Deux approches coexistent pour atteindre la convergence
- L’approche DPI unique : qui consiste à déployer un seul logiciel sur l’ensemble des établissements du GHT. Elle garantit une cohérence des données et réduit les coûts de maintenance, mais requiert un investissement initial lourd impliquant le remplacement des DPI historiques. L’AP-HP l’illustre avec le déploiement du DPI Orbis dans ses 39 hôpitaux.
- L’approche DPI convergent conserve les DPI existants et crée des interfaces vers un DPI central, solution choisie par le GHT Raincy-Montfermeil. Elle préserve les investissements historiques, mais multiplie la complexité technique et les coûts de maintenance.
Le choix entre les deux dépend de la situation propre à chaque GHT : si le budget le permet et qu’une volonté de transformation profonde existe, le DPI unique est recommandé, mais si les systèmes en place sont performants et les ressources limitées, l’approche convergente reste pertinente.

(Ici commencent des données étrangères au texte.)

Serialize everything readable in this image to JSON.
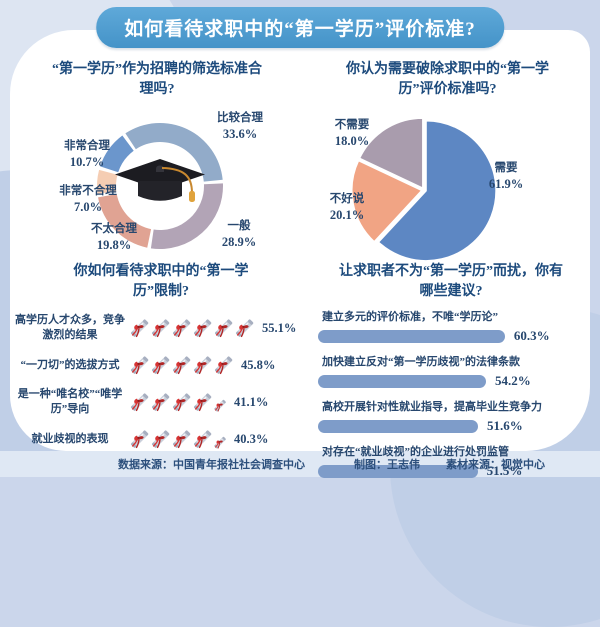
{
  "header": {
    "title": "如何看待求职中的“第一学历”评价标准?"
  },
  "footer": {
    "data_source": "数据来源：中国青年报社社会调查中心",
    "designer": "制图：王志伟",
    "material_source": "素材来源：视觉中心"
  },
  "colors": {
    "banner_blue": "#4d9fd3",
    "page_bg": "#cbd6eb",
    "text_navy": "#27476e",
    "bar_blue": "#7e9cc9",
    "bow_red": "#d63434"
  },
  "chart_data": [
    {
      "id": "rationality-donut",
      "type": "pie",
      "subtype": "donut",
      "title": "“第一学历”作为招聘的筛选标准合理吗?",
      "start_angle_deg": -35,
      "center_icon": "graduation-cap",
      "unit": "%",
      "slices": [
        {
          "label": "比较合理",
          "value": 33.6,
          "color": "#92abc9"
        },
        {
          "label": "一般",
          "value": 28.9,
          "color": "#b2a4b6"
        },
        {
          "label": "不太合理",
          "value": 19.8,
          "color": "#e0a393"
        },
        {
          "label": "非常不合理",
          "value": 7.0,
          "color": "#f5cdb3"
        },
        {
          "label": "非常合理",
          "value": 10.7,
          "color": "#6b96cc"
        }
      ]
    },
    {
      "id": "abolish-pie",
      "type": "pie",
      "title": "你认为需要破除求职中的“第一学历”评价标准吗?",
      "start_angle_deg": 0,
      "unit": "%",
      "slices": [
        {
          "label": "需要",
          "value": 61.9,
          "color": "#5d87c3"
        },
        {
          "label": "不好说",
          "value": 20.1,
          "color": "#f1a484"
        },
        {
          "label": "不需要",
          "value": 18.0,
          "color": "#a99cad"
        }
      ]
    },
    {
      "id": "opinion-pictogram",
      "type": "pictogram-bar",
      "title": "你如何看待求职中的“第一学历”限制?",
      "icon": "diploma-scroll",
      "unit": "%",
      "rows": [
        {
          "label": "高学历人才众多，竞争激烈的结果",
          "value": 55.1,
          "icons": 6
        },
        {
          "label": "“一刀切”的选拔方式",
          "value": 45.8,
          "icons": 5
        },
        {
          "label": "是一种“唯名校”“唯学历”导向",
          "value": 41.1,
          "icons": 4.5
        },
        {
          "label": "就业歧视的表现",
          "value": 40.3,
          "icons": 4.5
        }
      ]
    },
    {
      "id": "suggestion-bars",
      "type": "bar",
      "title": "让求职者不为“第一学历”而扰，你有哪些建议?",
      "unit": "%",
      "xlim": [
        0,
        65
      ],
      "rows": [
        {
          "label": "建立多元的评价标准，不唯“学历论”",
          "value": 60.3
        },
        {
          "label": "加快建立反对“第一学历歧视”的法律条款",
          "value": 54.2
        },
        {
          "label": "高校开展针对性就业指导，提高毕业生竞争力",
          "value": 51.6
        },
        {
          "label": "对存在“就业歧视”的企业进行处罚监管",
          "value": 51.5
        }
      ]
    }
  ]
}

Des défis persistants sur le terrain
Malgré un cadre légal clair, la convergence reste inachevée dans de nombreux territoires. Les architectures multi-entités demeurent complexes, les trajectoires de migration longues et coûteuses. La cyberdépendance induite par un SI unifié exige des plans de continuité d’activité robustes et une formation des équipes aux situations de panne.
Le risque de double système (numérique et papiers maintenus en parallèle) reste présent et alourdit la charge de travail sans générer les bénéfices attendus. Par ailleurs, le retour sur investissement du DPI est difficile à objectiver : les bénéfices sont souvent indirects, portant sur la qualité des soins et la sécurité des patients plutôt que sur des indicateurs financiers.
Pour les GHT engagés dans cette transformation, la démarche recommandée passe par :
- Un audit de l’existant.
- Le choix d’une approche de convergence (DPI unique ou convergent).
- La préparation à la conformité Ségur.
- La formation des utilisateurs et un pilotage par étapes.
- Et la sollicitation des financements disponibles.